The sell-off has also increased expectations that the central bank may be forced to call an extraordinary meeting to raise interest rates before its next scheduled policy-setting meeting on June 7, as it has done in previous years.
“We expect the MPC to hold an interim meeting over the coming days to raise interest rates by at least 200bp,” Jason Tuvey of Capital Economics said in a note to clients.
“If policymakers refrain from tightening monetary policy, the risk of a disorderly adjustment and a sharp economic downturn (possibly recession) will mount.”
The lira was at 4.8500 at 0855 GMT from its close of 4.6746 on Tuesday. It earlier touched a record low of 4.9290. It also fell against the Japanese yen, amid talk Japanese retail investors were selling the lira as it hit stop-loss levels.
“We are bearish on the lira and always have been given its very weak external balances and with macroeconomic policy moving in the wrong direction as well,” said Kiran Kowshik, emerging markets forex strategist at UniCredit.
A self-described “enemy of interest rates,” Erdogan wants borrowing costs lowered to spur credit growth and construction, and he said last week he would seek greater control over monetary policy after elections set for June 24.
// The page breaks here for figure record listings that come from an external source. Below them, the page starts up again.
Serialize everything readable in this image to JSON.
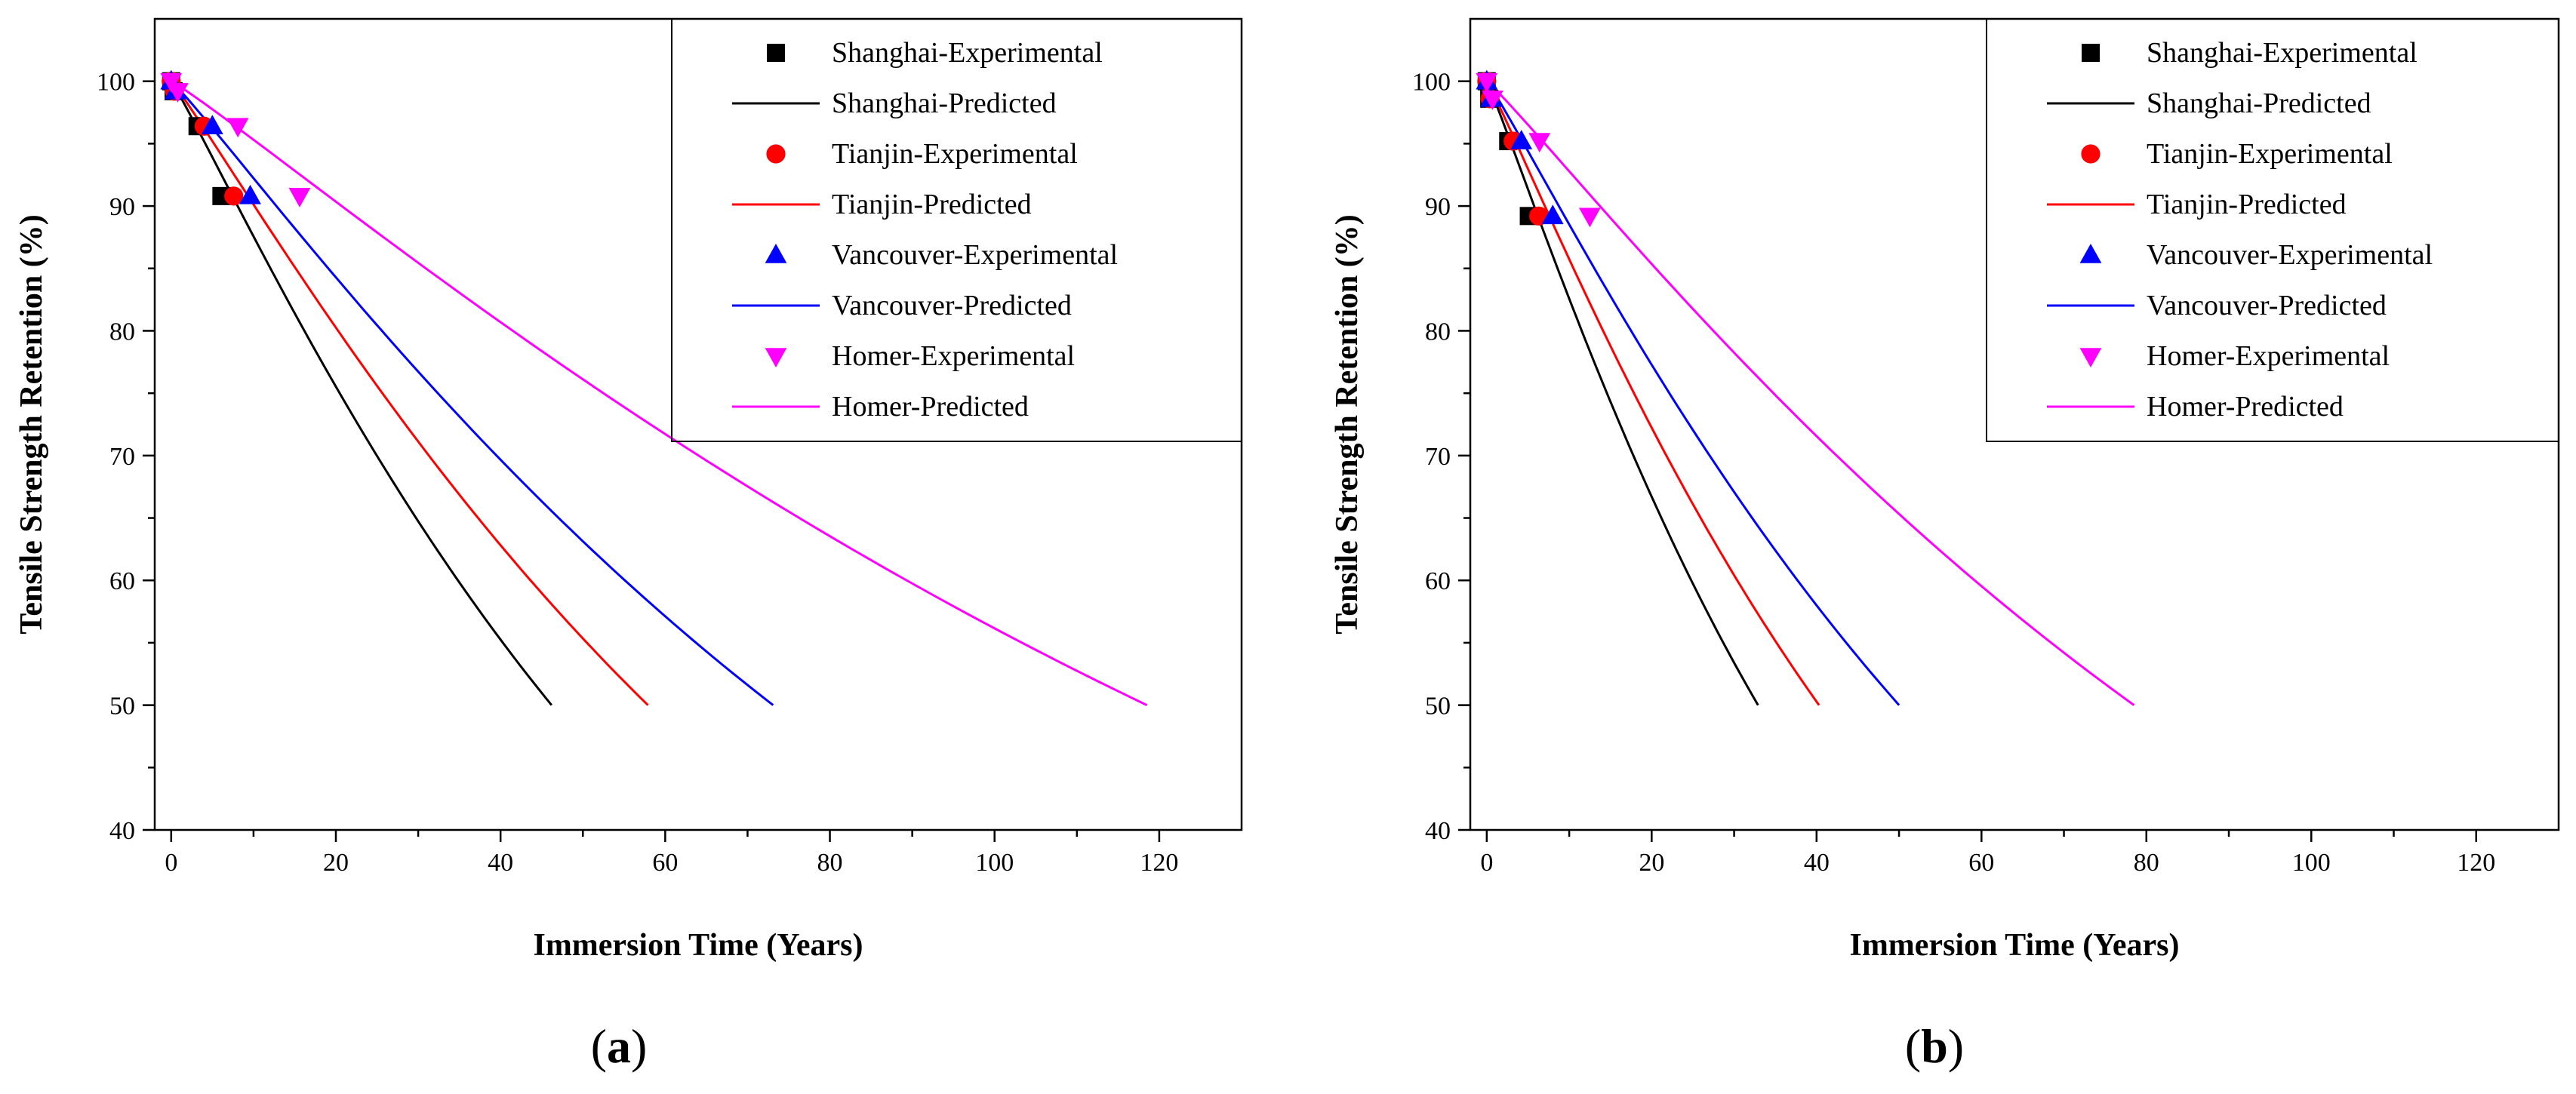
{
  "chart_data": [
    {
      "type": "line",
      "panel_label_open": "(",
      "panel_label": "a",
      "panel_label_close": ")",
      "xlabel": "Immersion Time (Years)",
      "ylabel": "Tensile Strength Retention (%)",
      "xlim": [
        -2,
        130
      ],
      "ylim": [
        40,
        105
      ],
      "xticks": [
        0,
        20,
        40,
        60,
        80,
        100,
        120
      ],
      "yticks": [
        40,
        50,
        60,
        70,
        80,
        90,
        100
      ],
      "legend_position": "top-right",
      "series": [
        {
          "name": "Shanghai",
          "color": "#000000",
          "experimental": {
            "label": "Shanghai-Experimental",
            "marker": "square",
            "x": [
              0,
              0.3,
              3.2,
              6.1
            ],
            "y": [
              100,
              99.2,
              96.4,
              90.8
            ]
          },
          "predicted": {
            "label": "Shanghai-Predicted",
            "t50": 46.2
          }
        },
        {
          "name": "Tianjin",
          "color": "#ff0000",
          "experimental": {
            "label": "Tianjin-Experimental",
            "marker": "circle",
            "x": [
              0,
              0.4,
              4.0,
              7.6
            ],
            "y": [
              100,
              99.2,
              96.4,
              90.8
            ]
          },
          "predicted": {
            "label": "Tianjin-Predicted",
            "t50": 57.9
          }
        },
        {
          "name": "Vancouver",
          "color": "#0000ff",
          "experimental": {
            "label": "Vancouver-Experimental",
            "marker": "triangle-up",
            "x": [
              0,
              0.5,
              5.0,
              9.6
            ],
            "y": [
              100,
              99.2,
              96.4,
              90.8
            ]
          },
          "predicted": {
            "label": "Vancouver-Predicted",
            "t50": 73.1
          }
        },
        {
          "name": "Homer",
          "color": "#ff00ff",
          "experimental": {
            "label": "Homer-Experimental",
            "marker": "triangle-down",
            "x": [
              0,
              0.8,
              8.1,
              15.6
            ],
            "y": [
              100,
              99.2,
              96.4,
              90.8
            ]
          },
          "predicted": {
            "label": "Homer-Predicted",
            "t50": 118.5
          }
        }
      ]
    },
    {
      "type": "line",
      "panel_label_open": "(",
      "panel_label": "b",
      "panel_label_close": ")",
      "xlabel": "Immersion Time (Years)",
      "ylabel": "Tensile Strength Retention (%)",
      "xlim": [
        -2,
        130
      ],
      "ylim": [
        40,
        105
      ],
      "xticks": [
        0,
        20,
        40,
        60,
        80,
        100,
        120
      ],
      "yticks": [
        40,
        50,
        60,
        70,
        80,
        90,
        100
      ],
      "legend_position": "top-right",
      "series": [
        {
          "name": "Shanghai",
          "color": "#000000",
          "experimental": {
            "label": "Shanghai-Experimental",
            "marker": "square",
            "x": [
              0,
              0.3,
              2.6,
              5.1
            ],
            "y": [
              100,
              98.6,
              95.2,
              89.2
            ]
          },
          "predicted": {
            "label": "Shanghai-Predicted",
            "t50": 32.9
          }
        },
        {
          "name": "Tianjin",
          "color": "#ff0000",
          "experimental": {
            "label": "Tianjin-Experimental",
            "marker": "circle",
            "x": [
              0,
              0.4,
              3.2,
              6.3
            ],
            "y": [
              100,
              98.6,
              95.2,
              89.2
            ]
          },
          "predicted": {
            "label": "Tianjin-Predicted",
            "t50": 40.3
          }
        },
        {
          "name": "Vancouver",
          "color": "#0000ff",
          "experimental": {
            "label": "Vancouver-Experimental",
            "marker": "triangle-up",
            "x": [
              0,
              0.5,
              4.2,
              8.0
            ],
            "y": [
              100,
              98.6,
              95.2,
              89.2
            ]
          },
          "predicted": {
            "label": "Vancouver-Predicted",
            "t50": 50.0
          }
        },
        {
          "name": "Homer",
          "color": "#ff00ff",
          "experimental": {
            "label": "Homer-Experimental",
            "marker": "triangle-down",
            "x": [
              0,
              0.7,
              6.4,
              12.5
            ],
            "y": [
              100,
              98.6,
              95.2,
              89.2
            ]
          },
          "predicted": {
            "label": "Homer-Predicted",
            "t50": 78.5
          }
        }
      ]
    }
  ]
}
Economy officials told Reuters the government’s economic management team met at the start of this week to discuss potential measures, including possible steps by the central bank. Deputy Prime Minister Mehmet Simsek and Central Bank Governor Murat Cetinkaya attended the meeting.
Ratings agencies sounded alarm about monetary policy. S&P Global senior sovereign analyst Frank Gill told Reuters government finances could deteriorate rapidly if authorities failed to stem pressure on the currency and government borrowing costs .
Investors want to see decisive rate increases to rein in double-digit inflation, and Erdogan’s comments have reinforced long-standing worries about the central bank’s ability to do that.
Borsa Istanbul Group, the Istanbul stock exchange company, said in a statement on Wednesday it had converted its foreign currency assets into lira, aside from its short-term needs, in a step to support the Turkish currency.
The lira’s weakness was exacerbated by dollar gains against a basket of currencies, with investors awaiting the minutes of the Federal Reserve’s last policy meeting for hints on the pace of monetary tightening.
The yield on the benchmark 10-year bond rose to 15.30 percent at the opening from a last trade of 14.92 percent on Tuesday.
The main BIST 100 share index fell 0.22 percent to 103,105 points on Tuesday.